Enough of the rant; I found an interresting need that I thought I would share. The website I’m building will have various calculators (helping visitors to select the right product for them based on certain criteria), and the calculators themselves will be built as single-page apps in the front-end. The background data for the calculators will, in agreement with the front-end developer, be delivered as JSON data. However, the customer will support us with background data by delivering Excel files.

In EPiServer 7.5, all files (or pages for that matter) are IContent, meaning that we can add new fields to these files if we want to. And that is precisely what we want in this case!
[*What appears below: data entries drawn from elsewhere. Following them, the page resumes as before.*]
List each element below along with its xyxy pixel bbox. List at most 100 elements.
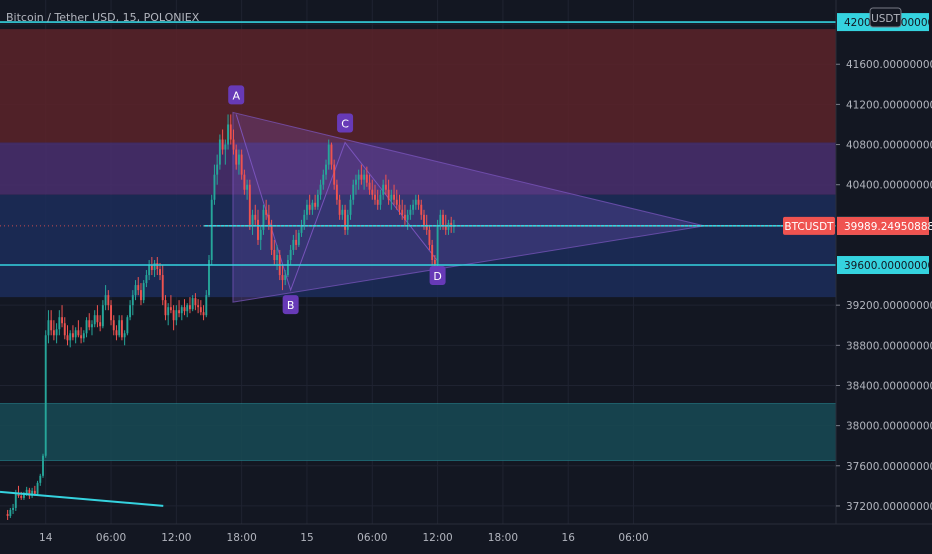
candle-body — [145, 275, 148, 284]
teal-zone — [0, 403, 836, 461]
candle-body — [346, 214, 349, 230]
candle-body — [17, 493, 20, 496]
candle-body — [22, 493, 25, 498]
time-tick-label: 15 — [300, 532, 313, 544]
candle-body — [229, 124, 232, 140]
candle-body — [159, 269, 161, 276]
time-tick-label: 06:00 — [618, 532, 648, 544]
candle-body — [74, 330, 77, 338]
symbol-tag-label: BTCUSDT — [784, 221, 834, 233]
candle-body — [257, 219, 259, 240]
candle-body — [71, 333, 74, 338]
candle-body — [412, 204, 415, 210]
candle-body — [213, 174, 216, 200]
candle-body — [183, 307, 186, 312]
time-axis-background — [0, 524, 932, 550]
candle-body — [120, 320, 123, 338]
candle-body — [251, 214, 254, 225]
candle-body — [126, 317, 129, 334]
pattern-point-badge — [337, 113, 354, 133]
candle-body — [224, 144, 227, 150]
candle-body — [246, 184, 249, 190]
candle-body — [401, 209, 404, 215]
candle-body — [365, 174, 368, 183]
candle-body — [14, 493, 17, 508]
candle-body — [101, 305, 104, 327]
candle-body — [322, 174, 325, 185]
candle-body — [357, 174, 360, 180]
candle-body — [85, 320, 88, 334]
candle-body — [349, 199, 352, 215]
red-zone — [0, 29, 836, 143]
candle-body — [325, 164, 327, 175]
currency-badge[interactable]: USDT — [869, 7, 902, 28]
price-tick-label: 41200.00000000 — [846, 99, 932, 111]
candle-body — [390, 194, 393, 200]
symbol-tag-box — [783, 216, 835, 235]
candle-body — [379, 194, 382, 205]
price-tick-label: 40800.00000000 — [846, 140, 932, 152]
candle-body — [210, 199, 213, 260]
candle-body — [50, 320, 53, 331]
candle-body — [442, 214, 444, 225]
candle-body — [205, 295, 208, 316]
candle-body — [191, 298, 194, 310]
candle-body — [20, 495, 23, 498]
candle-body — [63, 323, 66, 336]
candle-body — [284, 275, 287, 281]
candle-body — [197, 305, 200, 308]
time-tick-label: 06:00 — [357, 532, 387, 544]
price-tick-label: 38800.00000000 — [846, 340, 932, 352]
candle-body — [240, 154, 243, 175]
candle-body — [368, 182, 371, 190]
candle-body — [58, 317, 61, 330]
candle-body — [406, 214, 409, 220]
price-axis[interactable]: 41600.00000000 41200.00000000 40800.000000… — [836, 13, 932, 513]
price-tick-label: 40400.00000000 — [846, 180, 932, 192]
candle-body — [178, 310, 181, 314]
candle-body — [423, 214, 425, 225]
candle-body — [47, 320, 50, 336]
candle-body — [352, 184, 355, 200]
candle-body — [118, 320, 121, 336]
price-tick-label: 38000.00000000 — [846, 421, 932, 433]
candle-body — [55, 329, 58, 336]
candle-body — [77, 330, 80, 336]
candle-body — [292, 239, 295, 250]
candle-body — [333, 164, 336, 185]
candle-body — [123, 333, 126, 338]
candle-body — [338, 199, 341, 215]
time-tick-label: 18:00 — [227, 532, 257, 544]
candle-body — [428, 229, 431, 245]
candle-body — [439, 214, 442, 225]
candle-body — [235, 149, 238, 165]
pattern-point-d[interactable]: D — [429, 265, 446, 285]
candle-body — [327, 144, 330, 165]
candle-body — [355, 179, 357, 185]
pattern-point-b[interactable]: B — [282, 295, 299, 315]
candle-body — [316, 194, 319, 207]
candle-body — [172, 310, 175, 321]
zone-layer — [0, 29, 836, 462]
candle-body — [137, 285, 140, 291]
candle-body — [99, 322, 102, 327]
price-tick-label: 41600.00000000 — [846, 59, 932, 71]
candle-body — [363, 174, 366, 180]
candle-body — [319, 184, 322, 195]
candle-body — [330, 144, 333, 165]
current-price-box — [837, 216, 929, 235]
candle-body — [295, 239, 298, 245]
candle-body — [393, 194, 396, 200]
time-tick-label: 12:00 — [161, 532, 191, 544]
candle-body — [80, 335, 83, 339]
candle-body — [112, 320, 115, 331]
candle-body — [281, 275, 284, 281]
pattern-point-a[interactable]: A — [228, 85, 245, 105]
candle-body — [129, 305, 132, 318]
pattern-point-c[interactable]: C — [337, 113, 354, 133]
pattern-point-badge — [228, 85, 245, 105]
price-tick-label: 38400.00000000 — [846, 380, 932, 392]
candle-body — [148, 265, 151, 276]
time-axis[interactable]: 14 06:00 12:00 18:00 15 06:00 12:00 18:00 16 06:0… — [39, 532, 649, 544]
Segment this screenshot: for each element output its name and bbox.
We create extra properties for a new filetype, which we simply call Excel:

using System.ComponentModel.DataAnnotations;
using EPiServer.Core;
using EPiServer.DataAnnotations;
using EPiServer.Framework.DataAnnotations;
using EPiServer.Web;
using MyNamespace.Web.Business.EditorDescriptors;

namespace MyNamespace.Web.Models.Media
    [ContentType(GUID = "63A4C976-973E-4065-A134-2BC443DFFBB8")]
    [MediaDescriptor(ExtensionString = "xls")]
    public class Excel : MediaData
        public virtual string JsonData { get; set; }

        public virtual string ParseLog { get; set; }

        public virtual bool ParsedOk { get; set; }

Then, in Global.asax we hook up to the uploading of the file, and parse the file here (the parsing will in real life of course be more complicated than shown here):

using System.Collections.Generic;
using System.IO;
using System.Web.Mvc;
using EPiServer;
using EPiServer.ServiceLocation;
using EPiServer.Web;
using MyNamespace.Web.Models.Media;

namespace MyNamespace.Web
    public class Global : EPiServer.Global
        protected void Application_Start()
            // Register Display Options
            var options = ServiceLocator.Current.GetInstance();
                .Add("full", "/displayoptions/full", ContentAreaTags.FullWidth, "", "epi-icon__layout--full")
                .Add("wide", "/displayoptions/wide", ContentAreaTags.TwoThirdsWidth, "", "epi-icon__layout--two-thirds")
                .Add("narrow", "/displayoptions/narrow", ContentAreaTags.OneThirdWidth, "", "epi-icon__layout--one-third");


            DataFactory.Instance.CreatingContent += UploadingFile;

        private void UploadingFile(object sender, ContentEventArgs e)
            if (e.Content is Excel)
                var excel = e.Content as Excel;
                excel.JsonData = "{json:true}";
                excel.ParseLog = "Parsing the file...\n";
                excel.ParseLog += "...done!";
                excel.ParsedOk = true;

                e.Content = excel;

The beauty of this approach is that the editors can just upload their files, and we’ll try to parse the files as they are uploaded. If the file parses correctly, the file can then be pointed to from the relevant page – and the already parsed JSON can be rendered to the front-end when we need it. If parsing fails, the ParsedOk flag will be false, which we can check during page validation. If the editors get a validation error on the Excel file they are trying to use, they can then check the ParseLog of the file, correct the errors, and upload the new version of the file. We as developers won’t need to keep track of any special directory for JSON files, or which JSON file corresponds to which Excel file, as everything is contained in one “package”.


UPDATE: I previously thought I needed to create an editor descriptor to make the fields readonly, but have now discovered that all I need is to use the [ReadOnly(true)] attribute.